Heart attack: Studies indicate that people taking this medication may have an increased risk of heart attack and strokes. In a recent study, people taking febuxostat who also had heart disease, were found to be at an increased risk of heart-related deaths. If you experience signs of a heart attack, such as discomfort or pain in the chest, back, neck, jaw, arms, or stomach; difficulty breathing; sweating; nausea; lightheadedness or the feeling of impending doom contact your doctor or get medical attention immediately. People with angina or congestive heart disease should not use this medication.

Kidney function: If you have kidney disease or reduced kidney function, discuss with your doctor how this medication may affect your medical condition, how your medical condition may affect the dosing and effectiveness of this medication, and whether any special monitoring is needed.

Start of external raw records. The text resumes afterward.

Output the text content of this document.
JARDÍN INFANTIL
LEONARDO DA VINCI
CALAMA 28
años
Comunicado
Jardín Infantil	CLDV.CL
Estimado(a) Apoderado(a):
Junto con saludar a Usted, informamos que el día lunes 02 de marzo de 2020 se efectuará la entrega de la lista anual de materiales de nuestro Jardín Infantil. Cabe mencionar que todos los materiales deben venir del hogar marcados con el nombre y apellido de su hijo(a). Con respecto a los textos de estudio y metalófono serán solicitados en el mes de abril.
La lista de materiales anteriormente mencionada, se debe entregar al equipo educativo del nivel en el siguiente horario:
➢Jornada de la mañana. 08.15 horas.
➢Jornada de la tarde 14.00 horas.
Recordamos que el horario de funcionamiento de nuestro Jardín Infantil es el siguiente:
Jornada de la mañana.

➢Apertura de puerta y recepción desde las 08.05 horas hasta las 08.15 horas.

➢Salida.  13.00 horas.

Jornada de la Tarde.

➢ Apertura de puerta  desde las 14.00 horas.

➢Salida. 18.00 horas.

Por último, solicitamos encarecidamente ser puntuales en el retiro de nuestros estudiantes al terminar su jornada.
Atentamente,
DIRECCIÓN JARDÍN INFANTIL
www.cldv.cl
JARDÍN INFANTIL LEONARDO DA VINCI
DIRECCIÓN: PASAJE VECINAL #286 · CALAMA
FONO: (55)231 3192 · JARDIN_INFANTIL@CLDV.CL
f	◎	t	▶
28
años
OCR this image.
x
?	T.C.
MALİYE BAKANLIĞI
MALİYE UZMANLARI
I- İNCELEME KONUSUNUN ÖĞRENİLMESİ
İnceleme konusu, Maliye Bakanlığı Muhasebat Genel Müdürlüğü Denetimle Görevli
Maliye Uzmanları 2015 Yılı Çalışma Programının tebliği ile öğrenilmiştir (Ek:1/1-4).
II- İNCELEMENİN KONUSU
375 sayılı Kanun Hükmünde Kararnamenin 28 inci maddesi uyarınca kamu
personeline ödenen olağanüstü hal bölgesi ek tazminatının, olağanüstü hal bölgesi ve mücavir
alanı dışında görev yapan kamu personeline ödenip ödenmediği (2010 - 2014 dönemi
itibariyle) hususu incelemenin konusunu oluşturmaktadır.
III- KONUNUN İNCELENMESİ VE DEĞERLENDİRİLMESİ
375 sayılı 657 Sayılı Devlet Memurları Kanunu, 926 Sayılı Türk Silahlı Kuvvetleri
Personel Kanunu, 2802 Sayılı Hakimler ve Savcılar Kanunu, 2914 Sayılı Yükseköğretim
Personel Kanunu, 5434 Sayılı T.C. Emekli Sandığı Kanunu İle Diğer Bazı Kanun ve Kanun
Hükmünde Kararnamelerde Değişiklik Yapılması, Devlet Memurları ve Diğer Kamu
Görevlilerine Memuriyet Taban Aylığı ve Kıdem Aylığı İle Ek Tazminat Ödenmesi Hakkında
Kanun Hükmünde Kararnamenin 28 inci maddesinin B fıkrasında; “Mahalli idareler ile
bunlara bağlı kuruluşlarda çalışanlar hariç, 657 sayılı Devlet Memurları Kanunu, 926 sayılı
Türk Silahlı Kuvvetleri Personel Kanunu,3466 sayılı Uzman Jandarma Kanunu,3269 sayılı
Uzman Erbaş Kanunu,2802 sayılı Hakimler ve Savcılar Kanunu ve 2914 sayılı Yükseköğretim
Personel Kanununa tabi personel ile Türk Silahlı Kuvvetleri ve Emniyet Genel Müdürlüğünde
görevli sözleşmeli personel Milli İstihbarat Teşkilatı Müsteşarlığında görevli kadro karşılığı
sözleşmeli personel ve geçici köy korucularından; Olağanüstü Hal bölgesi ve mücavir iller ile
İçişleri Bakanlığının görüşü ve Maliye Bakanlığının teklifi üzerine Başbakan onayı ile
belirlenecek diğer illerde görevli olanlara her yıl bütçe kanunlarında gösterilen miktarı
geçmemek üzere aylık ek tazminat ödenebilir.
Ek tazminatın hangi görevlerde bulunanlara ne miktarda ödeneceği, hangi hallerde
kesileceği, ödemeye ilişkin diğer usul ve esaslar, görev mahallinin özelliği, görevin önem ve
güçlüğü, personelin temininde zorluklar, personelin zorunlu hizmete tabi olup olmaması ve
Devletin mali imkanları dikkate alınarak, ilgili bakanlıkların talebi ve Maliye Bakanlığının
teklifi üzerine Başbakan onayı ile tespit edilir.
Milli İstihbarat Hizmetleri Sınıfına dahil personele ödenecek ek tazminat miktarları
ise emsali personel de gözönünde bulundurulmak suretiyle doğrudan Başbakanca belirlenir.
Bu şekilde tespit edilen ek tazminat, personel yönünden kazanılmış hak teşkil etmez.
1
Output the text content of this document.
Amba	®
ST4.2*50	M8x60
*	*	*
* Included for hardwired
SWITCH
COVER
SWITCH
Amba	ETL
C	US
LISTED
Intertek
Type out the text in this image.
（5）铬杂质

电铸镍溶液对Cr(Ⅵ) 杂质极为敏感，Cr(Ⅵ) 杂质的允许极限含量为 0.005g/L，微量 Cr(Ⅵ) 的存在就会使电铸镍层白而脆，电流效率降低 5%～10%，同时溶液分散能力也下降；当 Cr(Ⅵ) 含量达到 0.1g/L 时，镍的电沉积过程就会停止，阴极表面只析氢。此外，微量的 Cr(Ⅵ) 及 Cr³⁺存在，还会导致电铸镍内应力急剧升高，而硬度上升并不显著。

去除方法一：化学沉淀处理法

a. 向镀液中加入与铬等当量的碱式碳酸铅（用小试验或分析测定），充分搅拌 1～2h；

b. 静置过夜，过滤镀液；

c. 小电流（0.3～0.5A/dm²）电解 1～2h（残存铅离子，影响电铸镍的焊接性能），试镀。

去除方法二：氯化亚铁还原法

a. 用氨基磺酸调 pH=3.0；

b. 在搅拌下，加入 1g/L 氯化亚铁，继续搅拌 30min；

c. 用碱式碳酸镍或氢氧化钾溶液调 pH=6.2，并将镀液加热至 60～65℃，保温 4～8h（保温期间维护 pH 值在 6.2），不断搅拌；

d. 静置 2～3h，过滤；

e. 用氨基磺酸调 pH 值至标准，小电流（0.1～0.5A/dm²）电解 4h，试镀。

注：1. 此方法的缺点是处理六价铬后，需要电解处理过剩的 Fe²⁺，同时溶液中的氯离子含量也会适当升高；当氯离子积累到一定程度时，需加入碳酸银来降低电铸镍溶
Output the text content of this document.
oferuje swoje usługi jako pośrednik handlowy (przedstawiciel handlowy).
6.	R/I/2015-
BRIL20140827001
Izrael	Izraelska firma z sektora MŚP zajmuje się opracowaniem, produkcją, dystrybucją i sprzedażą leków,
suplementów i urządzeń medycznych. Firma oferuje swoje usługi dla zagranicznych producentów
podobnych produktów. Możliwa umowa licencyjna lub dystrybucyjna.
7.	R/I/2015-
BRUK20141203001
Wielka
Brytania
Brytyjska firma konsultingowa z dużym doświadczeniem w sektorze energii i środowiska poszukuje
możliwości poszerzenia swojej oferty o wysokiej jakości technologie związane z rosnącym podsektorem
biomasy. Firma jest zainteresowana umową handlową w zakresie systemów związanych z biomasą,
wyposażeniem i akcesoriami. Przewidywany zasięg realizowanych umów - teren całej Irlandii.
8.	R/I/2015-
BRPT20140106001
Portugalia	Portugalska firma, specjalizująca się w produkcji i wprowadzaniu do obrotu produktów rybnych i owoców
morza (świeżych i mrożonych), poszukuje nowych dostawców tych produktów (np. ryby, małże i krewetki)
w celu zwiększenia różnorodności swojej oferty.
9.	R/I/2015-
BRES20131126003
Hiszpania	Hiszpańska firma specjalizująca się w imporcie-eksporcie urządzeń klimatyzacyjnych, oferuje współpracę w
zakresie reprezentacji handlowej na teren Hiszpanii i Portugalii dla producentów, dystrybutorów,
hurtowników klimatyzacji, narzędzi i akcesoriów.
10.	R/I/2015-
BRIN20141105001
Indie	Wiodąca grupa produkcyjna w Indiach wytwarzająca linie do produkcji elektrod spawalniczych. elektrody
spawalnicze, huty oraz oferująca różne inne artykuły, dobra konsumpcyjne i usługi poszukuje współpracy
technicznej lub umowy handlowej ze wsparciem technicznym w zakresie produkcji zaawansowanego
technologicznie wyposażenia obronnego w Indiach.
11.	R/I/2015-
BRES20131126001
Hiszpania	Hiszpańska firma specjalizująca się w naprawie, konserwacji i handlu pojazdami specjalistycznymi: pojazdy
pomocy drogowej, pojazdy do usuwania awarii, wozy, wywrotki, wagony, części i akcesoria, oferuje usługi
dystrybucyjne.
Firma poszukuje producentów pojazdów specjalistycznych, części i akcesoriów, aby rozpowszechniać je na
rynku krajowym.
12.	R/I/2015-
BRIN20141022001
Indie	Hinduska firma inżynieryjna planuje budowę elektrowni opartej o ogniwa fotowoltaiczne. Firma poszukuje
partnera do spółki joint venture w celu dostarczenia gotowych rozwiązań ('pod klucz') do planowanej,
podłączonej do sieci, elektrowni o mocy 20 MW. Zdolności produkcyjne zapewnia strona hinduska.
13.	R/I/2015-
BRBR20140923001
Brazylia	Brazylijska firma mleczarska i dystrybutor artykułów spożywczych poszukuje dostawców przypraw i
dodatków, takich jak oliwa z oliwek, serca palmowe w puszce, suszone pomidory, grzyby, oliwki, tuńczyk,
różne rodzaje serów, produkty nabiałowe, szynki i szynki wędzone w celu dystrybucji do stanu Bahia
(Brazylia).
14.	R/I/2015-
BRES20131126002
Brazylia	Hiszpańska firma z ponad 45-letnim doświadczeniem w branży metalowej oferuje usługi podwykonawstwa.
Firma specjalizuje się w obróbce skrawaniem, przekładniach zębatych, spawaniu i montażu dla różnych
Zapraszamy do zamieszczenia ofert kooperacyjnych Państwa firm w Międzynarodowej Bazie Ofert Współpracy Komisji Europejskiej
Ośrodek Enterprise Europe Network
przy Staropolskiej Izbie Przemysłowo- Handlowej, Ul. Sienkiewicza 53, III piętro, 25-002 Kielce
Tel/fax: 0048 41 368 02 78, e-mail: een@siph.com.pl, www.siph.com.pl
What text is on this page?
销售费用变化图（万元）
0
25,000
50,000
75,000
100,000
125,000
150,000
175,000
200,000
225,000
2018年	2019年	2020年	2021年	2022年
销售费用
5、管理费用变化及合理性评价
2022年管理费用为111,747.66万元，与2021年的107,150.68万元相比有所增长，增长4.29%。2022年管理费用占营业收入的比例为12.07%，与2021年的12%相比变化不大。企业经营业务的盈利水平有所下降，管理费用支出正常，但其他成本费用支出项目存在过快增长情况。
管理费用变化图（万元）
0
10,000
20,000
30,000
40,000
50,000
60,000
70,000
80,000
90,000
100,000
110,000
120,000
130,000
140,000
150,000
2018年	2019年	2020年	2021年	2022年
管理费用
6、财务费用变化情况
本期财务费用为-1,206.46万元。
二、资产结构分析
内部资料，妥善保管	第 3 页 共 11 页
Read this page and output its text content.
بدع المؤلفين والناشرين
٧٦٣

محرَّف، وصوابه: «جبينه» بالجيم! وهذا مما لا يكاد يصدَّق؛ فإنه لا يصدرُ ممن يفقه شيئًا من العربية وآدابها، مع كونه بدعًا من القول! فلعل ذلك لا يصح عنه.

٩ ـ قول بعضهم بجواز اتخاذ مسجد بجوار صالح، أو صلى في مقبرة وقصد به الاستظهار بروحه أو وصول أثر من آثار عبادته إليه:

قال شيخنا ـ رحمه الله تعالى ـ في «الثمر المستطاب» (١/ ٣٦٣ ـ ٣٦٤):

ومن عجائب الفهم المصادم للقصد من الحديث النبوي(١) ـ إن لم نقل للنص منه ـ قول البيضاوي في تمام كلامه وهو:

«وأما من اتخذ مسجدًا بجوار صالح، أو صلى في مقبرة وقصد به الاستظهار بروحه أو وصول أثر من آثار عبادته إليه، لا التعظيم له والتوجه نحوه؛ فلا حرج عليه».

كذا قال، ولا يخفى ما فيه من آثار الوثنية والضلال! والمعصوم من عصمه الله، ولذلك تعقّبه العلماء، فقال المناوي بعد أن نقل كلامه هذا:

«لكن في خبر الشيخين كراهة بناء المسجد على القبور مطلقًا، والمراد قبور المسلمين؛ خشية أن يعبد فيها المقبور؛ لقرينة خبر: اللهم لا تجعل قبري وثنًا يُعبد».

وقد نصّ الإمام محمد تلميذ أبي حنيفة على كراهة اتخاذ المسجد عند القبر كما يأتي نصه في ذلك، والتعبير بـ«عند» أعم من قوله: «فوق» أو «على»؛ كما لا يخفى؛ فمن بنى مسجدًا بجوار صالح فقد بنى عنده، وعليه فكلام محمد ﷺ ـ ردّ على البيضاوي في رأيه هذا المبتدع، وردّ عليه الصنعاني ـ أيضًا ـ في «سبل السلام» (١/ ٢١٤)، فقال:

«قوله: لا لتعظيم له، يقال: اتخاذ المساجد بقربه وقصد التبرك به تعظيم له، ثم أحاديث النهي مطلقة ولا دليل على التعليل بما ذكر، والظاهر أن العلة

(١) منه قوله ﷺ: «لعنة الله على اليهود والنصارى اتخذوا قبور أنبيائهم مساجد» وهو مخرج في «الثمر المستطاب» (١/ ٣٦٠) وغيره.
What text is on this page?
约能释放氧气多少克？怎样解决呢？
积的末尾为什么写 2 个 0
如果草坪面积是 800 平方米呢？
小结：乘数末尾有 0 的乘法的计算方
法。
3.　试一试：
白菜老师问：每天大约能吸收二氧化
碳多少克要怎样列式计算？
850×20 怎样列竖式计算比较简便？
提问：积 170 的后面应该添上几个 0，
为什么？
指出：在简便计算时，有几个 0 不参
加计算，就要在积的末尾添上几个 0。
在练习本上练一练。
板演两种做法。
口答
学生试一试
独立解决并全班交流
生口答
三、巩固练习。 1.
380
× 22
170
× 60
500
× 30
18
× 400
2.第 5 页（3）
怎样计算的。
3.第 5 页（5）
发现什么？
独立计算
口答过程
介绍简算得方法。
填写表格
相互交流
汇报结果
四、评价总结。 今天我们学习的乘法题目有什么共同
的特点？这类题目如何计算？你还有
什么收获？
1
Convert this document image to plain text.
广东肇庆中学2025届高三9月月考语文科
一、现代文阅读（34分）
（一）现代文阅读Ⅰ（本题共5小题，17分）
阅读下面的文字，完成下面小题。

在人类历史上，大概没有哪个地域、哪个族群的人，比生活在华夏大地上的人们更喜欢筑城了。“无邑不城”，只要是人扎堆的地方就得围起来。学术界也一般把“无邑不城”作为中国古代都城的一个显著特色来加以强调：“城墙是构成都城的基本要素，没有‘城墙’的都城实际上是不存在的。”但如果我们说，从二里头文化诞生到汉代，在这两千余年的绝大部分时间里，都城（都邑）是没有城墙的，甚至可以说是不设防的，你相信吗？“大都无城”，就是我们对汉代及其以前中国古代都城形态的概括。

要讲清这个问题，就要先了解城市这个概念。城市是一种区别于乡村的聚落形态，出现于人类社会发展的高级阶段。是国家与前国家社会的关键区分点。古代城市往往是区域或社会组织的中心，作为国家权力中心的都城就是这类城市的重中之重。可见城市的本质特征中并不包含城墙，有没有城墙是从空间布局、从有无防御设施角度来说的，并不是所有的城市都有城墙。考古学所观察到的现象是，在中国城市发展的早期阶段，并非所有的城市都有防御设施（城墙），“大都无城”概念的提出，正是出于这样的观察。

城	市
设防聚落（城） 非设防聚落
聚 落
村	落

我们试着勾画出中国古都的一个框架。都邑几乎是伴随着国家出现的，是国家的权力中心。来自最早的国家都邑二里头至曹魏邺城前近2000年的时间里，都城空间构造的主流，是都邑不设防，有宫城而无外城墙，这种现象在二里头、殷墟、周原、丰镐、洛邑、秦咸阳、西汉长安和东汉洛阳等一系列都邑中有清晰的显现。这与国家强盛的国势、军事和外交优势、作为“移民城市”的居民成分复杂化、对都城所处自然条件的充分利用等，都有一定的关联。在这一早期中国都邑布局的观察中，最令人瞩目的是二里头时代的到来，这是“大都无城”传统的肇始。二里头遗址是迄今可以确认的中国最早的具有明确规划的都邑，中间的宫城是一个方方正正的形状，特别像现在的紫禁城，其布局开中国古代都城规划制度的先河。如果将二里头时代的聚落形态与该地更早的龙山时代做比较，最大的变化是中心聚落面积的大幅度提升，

Lactose intolerance: This medication contains lactose. If you have galactose intolerance (galactosemia, glucose-galactose malabsorption, or Lapp lactase deficiency) you should not take this medication.

Liver function: Febuxostat may reduce liver function and can cause liver failure. Your doctor may perform regular tests to check your liver function. If you have liver problems, discuss with your doctor how this medication may affect your medical condition, how your medical condition may affect the dosing and effectiveness of this medication, and whether any special monitoring is needed.

If you experience symptoms of liver problems such as fatigue, feeling unwell, loss of appetite, nausea, yellowing of the skin or whites of the eyes, dark urine, pale stools, abdominal pain or swelling, and itchy skin, contact your doctor immediately.

Skin rash: If you develop a skin rash, stop taking this medication and contact your doctor. The skin rash may be the first sign of a serious reaction to this medication.

Stroke: Studies indicate that people taking this medication may have an increased risk of heart attacks and strokes. If you experience signs of a stroke, such as confusion, difficulty speaking, loss of coordination, sudden headache or vision changes, contact your doctor or get medical attention immediately.

Pregnancy: This medication should not be used during pregnancy unless the benefits outweigh the risks. If you become pregnant while taking this medication, contact your doctor immediately.

Breast-feeding: It is not known if febuxostat passes into breast milk. If you are a breast-feeding mother and are taking this medication, it may affect your baby. Talk to your doctor about whether you should continue breast-feeding.

Children: The safety and effectiveness of using this medication have not been established for children.

What other drugs could interact with Mar-Febuxostat?

There may be an interaction between febuxostat and any of the following:

  • azathioprine
  • didanosine
  • mercaptopurine
  • theophyllines (e.g., aminophylline, oxtriphylline, theophylline)

If you are taking any of these medications, speak with your doctor or pharmacist. Depending on your specific circumstances, your doctor may want you to:

  • stop taking one of the medications,
  • change one of the medications to another,
  • change how you are taking one or both of the medications, or
  • leave everything as is.

An interaction between two medications does not always mean that you must stop taking one of them. Speak to your doctor about how any drug interactions are being managed or should be managed.

Medications other than those listed above may interact with this medication. Tell your doctor or prescriber about all prescription, over-the-counter (non-prescription), and herbal medications you are taking. Also tell them about any supplements you take. Since caffeine, alcohol, the nicotine from cigarettes, or street drugs can affect the action of many medications, you should let your prescriber know if you use them.